Located on the transcontinental ACE Trade Corridor, the highway-rail grade separation is used daily by 18 freight trains, projected to increase to 40 trains by 2025 and to 59 trains if the route is double-tracked by the railroad. Once opened to traffic next month, the underpass will accommodate 28,000 vehicles a day. The Federal Railroad Administration has logged two train-vehicle collisions at the crossing over the last 10 years.

“The ACE projects are my top goods movement and safety priority and I am proud to champion them in Congress” said U.S. Representative Grace Napolitano, California’s senior-most member on the House Transportation and Infrastructure Committee.

“The ACE projects will reduce accidents at the crossing, cut down on vehicle emissions in the area, and ensure that goods from California’s businesses get to market more easily. The underpass will benefit both California drivers and the region’s economy as infrastructure projects like this alleviate congestion on our roadways,” U.S. Representative Ed Royce said in a statement.

“I am proud to support Federal investments in projects like ACE. The jobs and improvements that come from increased infrastructure spending benefit our entire economy, which is why I support legislation that would establish a new National Freight Network Trust Fund for ACE and other freight infrastructure projects,” said U.S Representative Judy Chu.

“As a founding member of the ACE Board of Directors nearly 15 years ago, I am proud of the progress made by the ACE Construction Authority and that these important grade separation projects continue to enjoy strong bipartisan support in Sacramento,” said State Senator Bob Huff, Vice Chair of the San Gabriel Valley State Legislative Caucus.

“California must continually address its transportation infrastructure challenges, and I am pleased to see the completion of another ACE grade separation project,” said Assemblyman Ed Chau.

“My family home was near the Baldwin Avenue railroad crossing and having spent part of my childhood there I can personally attest to the importance of this infrastructure improvement to the surrounding community,” said Assemblyman Roger Hernandez.

“I have served our communities as an Emergency Medical Technician for more than 30 years. As a Pomona City Council Member, I joined the ACE Board of Directors to help solve the challenges posed to our residents and to public safety by rail traffic. I wholeheartedly support the ACE projects,” said Assemblyman Freddie Rodriguez.

“I am proud to be a longtime supporter of the ACE projects dating back to my service in the State Assembly, the State Senate and the Congress. I look forward to continue working with the ACE Construction Authority to ensure public safety and economic sustainability in the region,” said Los Angeles County Supervisor Hilda Solis.

“The completion of yet another project illustrates why the ACE Construction Authority is a national ‘best practice’ model for the efficient and cost-effective delivery of infrastructure projects,” Commissioner Fran Inman of the California Transportation Commission and member of the National Freight Advisory Committee said in a statement.

“The ACE projects are important to the entire San Gabriel Valley, and I will continue to champion them as the San Gabriel Valley’s representative serving on the LA County Metro Board of Directors,” said Duarte Councilman John Fasana.

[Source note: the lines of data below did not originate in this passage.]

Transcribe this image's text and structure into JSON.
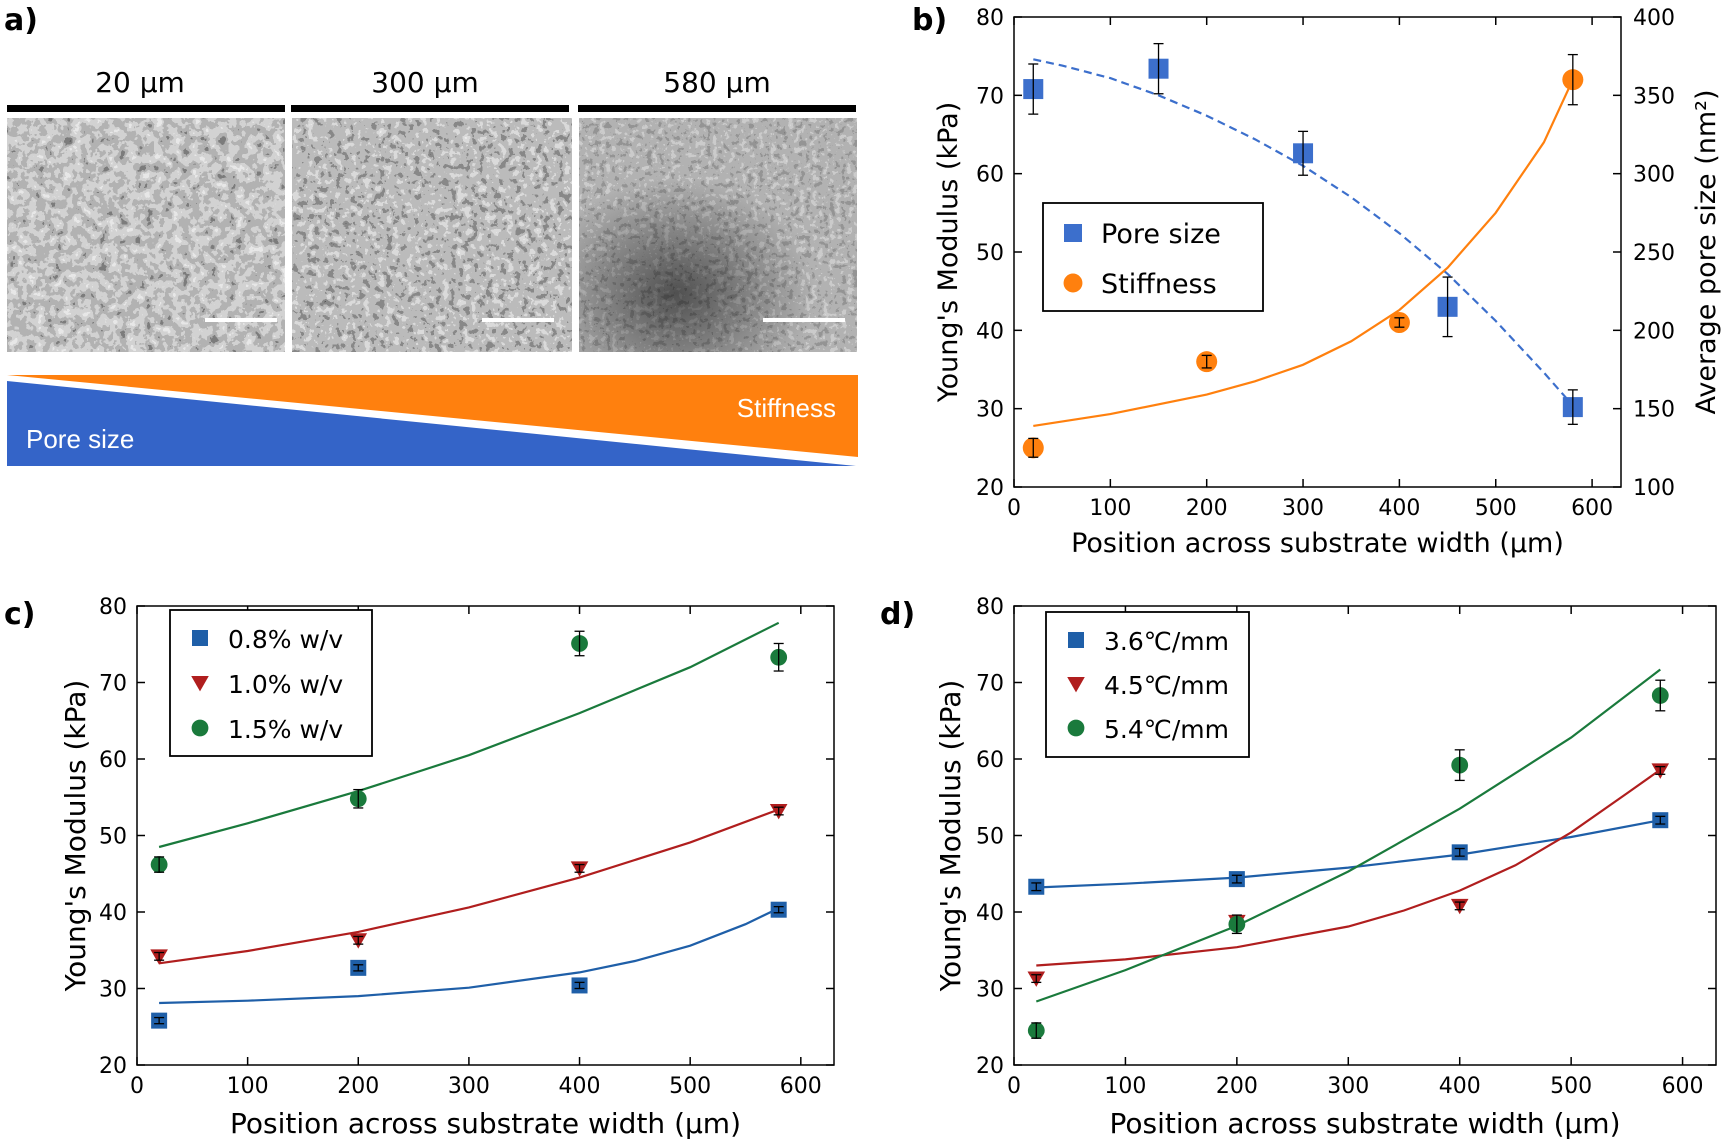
{
  "panel_a": {
    "label": "a)",
    "images": [
      {
        "title": "20 μm"
      },
      {
        "title": "300 μm"
      },
      {
        "title": "580 μm"
      }
    ],
    "gradient": {
      "pore_label": "Pore size",
      "stiffness_label": "Stiffness",
      "pore_color": "#3464c8",
      "stiffness_color": "#ff800e"
    }
  },
  "chart_data": [
    {
      "id": "b",
      "type": "scatter",
      "label": "b)",
      "xlabel": "Position across substrate width (μm)",
      "ylabel": "Young's Modulus (kPa)",
      "y2label": "Average pore size (nm²)",
      "xlim": [
        0,
        630
      ],
      "ylim": [
        20,
        80
      ],
      "y2lim": [
        100,
        400
      ],
      "xticks": [
        0,
        100,
        200,
        300,
        400,
        500,
        600
      ],
      "yticks": [
        20,
        30,
        40,
        50,
        60,
        70,
        80
      ],
      "y2ticks": [
        100,
        150,
        200,
        250,
        300,
        350,
        400
      ],
      "legend_position": "center-left",
      "series": [
        {
          "name": "Pore size",
          "axis": "right",
          "marker": "square",
          "color": "#3c6fcc",
          "x": [
            20,
            150,
            300,
            450,
            580
          ],
          "y": [
            354,
            367,
            313,
            215,
            151
          ],
          "err": [
            16,
            16,
            14,
            19,
            11
          ],
          "fit_style": "dashed",
          "fit": {
            "x": [
              20,
              50,
              100,
              150,
              200,
              250,
              300,
              350,
              400,
              450,
              500,
              550,
              580
            ],
            "y": [
              373,
              369,
              361,
              350,
              337,
              322,
              305,
              285,
              262,
              236,
              206,
              173,
              152
            ]
          }
        },
        {
          "name": "Stiffness",
          "axis": "left",
          "marker": "circle",
          "color": "#ff800e",
          "x": [
            20,
            200,
            400,
            580
          ],
          "y": [
            25,
            36,
            41,
            72
          ],
          "err": [
            1.2,
            0.8,
            0.6,
            3.2
          ],
          "fit_style": "solid",
          "fit": {
            "x": [
              20,
              100,
              200,
              250,
              300,
              350,
              400,
              450,
              500,
              550,
              580
            ],
            "y": [
              27.8,
              29.3,
              31.8,
              33.5,
              35.6,
              38.6,
              42.6,
              48.0,
              55.0,
              64.0,
              72.0
            ]
          }
        }
      ]
    },
    {
      "id": "c",
      "type": "scatter",
      "label": "c)",
      "xlabel": "Position across substrate width (μm)",
      "ylabel": "Young's Modulus (kPa)",
      "xlim": [
        0,
        630
      ],
      "ylim": [
        20,
        80
      ],
      "xticks": [
        0,
        100,
        200,
        300,
        400,
        500,
        600
      ],
      "yticks": [
        20,
        30,
        40,
        50,
        60,
        70,
        80
      ],
      "legend_position": "top-left",
      "series": [
        {
          "name": "0.8% w/v",
          "marker": "square",
          "color": "#1f5fa8",
          "x": [
            20,
            200,
            400,
            580
          ],
          "y": [
            25.8,
            32.7,
            30.4,
            40.3
          ],
          "err": [
            0.4,
            0.4,
            0.4,
            0.4
          ],
          "fit": {
            "x": [
              20,
              100,
              200,
              300,
              400,
              450,
              500,
              550,
              580
            ],
            "y": [
              28.1,
              28.4,
              29.0,
              30.1,
              32.1,
              33.6,
              35.6,
              38.4,
              40.5
            ]
          }
        },
        {
          "name": "1.0% w/v",
          "marker": "triangle-down",
          "color": "#b01e1e",
          "x": [
            20,
            200,
            400,
            580
          ],
          "y": [
            34.2,
            36.3,
            45.7,
            53.2
          ],
          "err": [
            0.5,
            0.5,
            0.5,
            0.5
          ],
          "fit": {
            "x": [
              20,
              100,
              200,
              300,
              400,
              500,
              580
            ],
            "y": [
              33.3,
              34.9,
              37.4,
              40.6,
              44.5,
              49.1,
              53.4
            ]
          }
        },
        {
          "name": "1.5% w/v",
          "marker": "circle",
          "color": "#1a7a3c",
          "x": [
            20,
            200,
            400,
            580
          ],
          "y": [
            46.2,
            54.8,
            75.1,
            73.3
          ],
          "err": [
            1.0,
            1.2,
            1.6,
            1.8
          ],
          "fit": {
            "x": [
              20,
              100,
              200,
              300,
              400,
              500,
              580
            ],
            "y": [
              48.5,
              51.6,
              55.8,
              60.5,
              66.0,
              72.0,
              77.8
            ]
          }
        }
      ]
    },
    {
      "id": "d",
      "type": "scatter",
      "label": "d)",
      "xlabel": "Position across substrate width (μm)",
      "ylabel": "Young's Modulus (kPa)",
      "xlim": [
        0,
        630
      ],
      "ylim": [
        20,
        80
      ],
      "xticks": [
        0,
        100,
        200,
        300,
        400,
        500,
        600
      ],
      "yticks": [
        20,
        30,
        40,
        50,
        60,
        70,
        80
      ],
      "legend_position": "top-left",
      "series": [
        {
          "name": "3.6℃/mm",
          "marker": "square",
          "color": "#1f5fa8",
          "x": [
            20,
            200,
            400,
            580
          ],
          "y": [
            43.3,
            44.3,
            47.8,
            52.0
          ],
          "err": [
            0.5,
            0.5,
            0.5,
            0.5
          ],
          "fit": {
            "x": [
              20,
              100,
              200,
              300,
              400,
              500,
              580
            ],
            "y": [
              43.2,
              43.7,
              44.5,
              45.8,
              47.5,
              49.8,
              52.0
            ]
          }
        },
        {
          "name": "4.5℃/mm",
          "marker": "triangle-down",
          "color": "#b01e1e",
          "x": [
            20,
            200,
            400,
            580
          ],
          "y": [
            31.3,
            38.7,
            40.8,
            58.5
          ],
          "err": [
            0.5,
            0.5,
            0.5,
            0.5
          ],
          "fit": {
            "x": [
              20,
              100,
              200,
              300,
              350,
              400,
              450,
              500,
              550,
              580
            ],
            "y": [
              33.0,
              33.8,
              35.4,
              38.1,
              40.2,
              42.8,
              46.1,
              50.4,
              55.5,
              58.6
            ]
          }
        },
        {
          "name": "5.4℃/mm",
          "marker": "circle",
          "color": "#1a7a3c",
          "x": [
            20,
            200,
            400,
            580
          ],
          "y": [
            24.5,
            38.4,
            59.2,
            68.3
          ],
          "err": [
            1.0,
            1.2,
            2.0,
            2.0
          ],
          "fit": {
            "x": [
              20,
              100,
              200,
              300,
              400,
              500,
              580
            ],
            "y": [
              28.3,
              32.4,
              38.2,
              45.3,
              53.5,
              62.8,
              71.7
            ]
          }
        }
      ]
    }
  ]
}
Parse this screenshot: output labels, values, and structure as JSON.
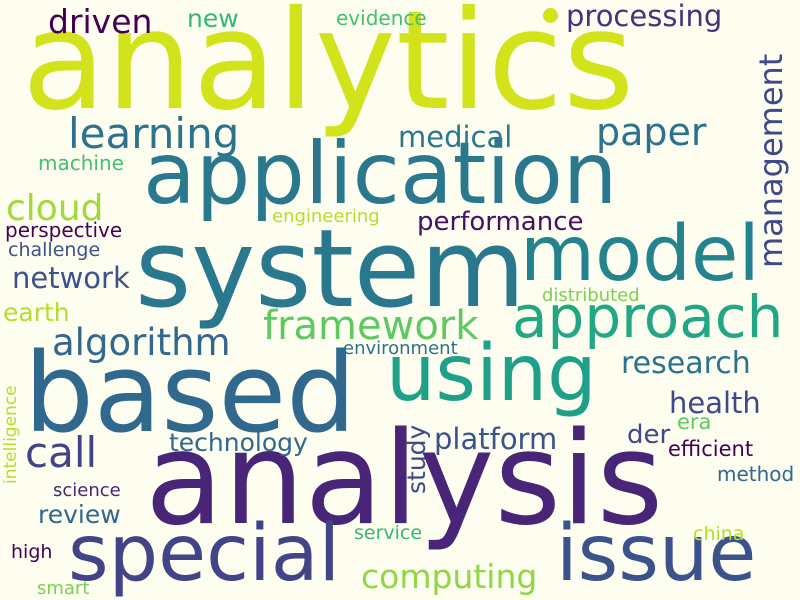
{
  "words": [
    {
      "id": "analytics",
      "text": "analytics",
      "color": "#d2e21b"
    },
    {
      "id": "analysis",
      "text": "analysis",
      "color": "#482576"
    },
    {
      "id": "system",
      "text": "system",
      "color": "#2a788e"
    },
    {
      "id": "application",
      "text": "application",
      "color": "#2a788e"
    },
    {
      "id": "based",
      "text": "based",
      "color": "#31688e"
    },
    {
      "id": "using",
      "text": "using",
      "color": "#1fa088"
    },
    {
      "id": "model",
      "text": "model",
      "color": "#25838e"
    },
    {
      "id": "approach",
      "text": "approach",
      "color": "#22a785"
    },
    {
      "id": "special",
      "text": "special",
      "color": "#414487"
    },
    {
      "id": "issue",
      "text": "issue",
      "color": "#3b528b"
    },
    {
      "id": "learning",
      "text": "learning",
      "color": "#2c738e"
    },
    {
      "id": "driven",
      "text": "driven",
      "color": "#440154"
    },
    {
      "id": "processing",
      "text": "processing",
      "color": "#46327e"
    },
    {
      "id": "paper",
      "text": "paper",
      "color": "#2c728e"
    },
    {
      "id": "management",
      "text": "management",
      "color": "#3e4989"
    },
    {
      "id": "medical",
      "text": "medical",
      "color": "#2a788e"
    },
    {
      "id": "cloud",
      "text": "cloud",
      "color": "#a0da39"
    },
    {
      "id": "performance",
      "text": "performance",
      "color": "#471063"
    },
    {
      "id": "framework",
      "text": "framework",
      "color": "#5ec962"
    },
    {
      "id": "algorithm",
      "text": "algorithm",
      "color": "#31688e"
    },
    {
      "id": "network",
      "text": "network",
      "color": "#3b528b"
    },
    {
      "id": "research",
      "text": "research",
      "color": "#2c728e"
    },
    {
      "id": "health",
      "text": "health",
      "color": "#3e4989"
    },
    {
      "id": "call",
      "text": "call",
      "color": "#414487"
    },
    {
      "id": "technology",
      "text": "technology",
      "color": "#31688e"
    },
    {
      "id": "platform",
      "text": "platform",
      "color": "#3b528b"
    },
    {
      "id": "study",
      "text": "study",
      "color": "#3e4989"
    },
    {
      "id": "computing",
      "text": "computing",
      "color": "#8fd744"
    },
    {
      "id": "review",
      "text": "review",
      "color": "#31688e"
    },
    {
      "id": "der",
      "text": "der",
      "color": "#3e4989"
    },
    {
      "id": "era",
      "text": "era",
      "color": "#5ec962"
    },
    {
      "id": "efficient",
      "text": "efficient",
      "color": "#440154"
    },
    {
      "id": "method",
      "text": "method",
      "color": "#31688e"
    },
    {
      "id": "new",
      "text": "new",
      "color": "#35b779"
    },
    {
      "id": "evidence",
      "text": "evidence",
      "color": "#44bf70"
    },
    {
      "id": "machine",
      "text": "machine",
      "color": "#44bf70"
    },
    {
      "id": "engineering",
      "text": "engineering",
      "color": "#b5de2b"
    },
    {
      "id": "perspective",
      "text": "perspective",
      "color": "#440154"
    },
    {
      "id": "challenge",
      "text": "challenge",
      "color": "#3b528b"
    },
    {
      "id": "earth",
      "text": "earth",
      "color": "#b5de2b"
    },
    {
      "id": "distributed",
      "text": "distributed",
      "color": "#7ad151"
    },
    {
      "id": "environment",
      "text": "environment",
      "color": "#2c728e"
    },
    {
      "id": "intelligence",
      "text": "intelligence",
      "color": "#b5de2b"
    },
    {
      "id": "science",
      "text": "science",
      "color": "#482576"
    },
    {
      "id": "service",
      "text": "service",
      "color": "#35b779"
    },
    {
      "id": "china",
      "text": "china",
      "color": "#b5de2b"
    },
    {
      "id": "high",
      "text": "high",
      "color": "#440154"
    },
    {
      "id": "smart",
      "text": "smart",
      "color": "#7ad151"
    }
  ],
  "colors": {
    "background": "#fdfdf0",
    "dot": "#d2e21b"
  }
}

“Goods movement is crucial to our regional economy, and projects like the Baldwin Avenue grade separation increase reliability and safety for freight trains and road users alike,” Los Angeles Mayor and Metro Board Chair Eric Garcetti said in a statement. “This project is another example of how we put our sales tax funds to work for the benefit of the entire region.”

3 replies

  1. 2 collisions in 10 years(considering that it has been closed for 3-4 years for the construction) also there was a lumber yard between Temple City Blvd. and Lower Azusa Rd.(next crossings west) that had to load and unload so the stopped train would block the crossings all the way past Arden. Lumber yard is no longer there. Housing is now there.

  2. I just wanted to know why it took so long to complete this project. It created major inconvenience for residence. What’s the point of all this.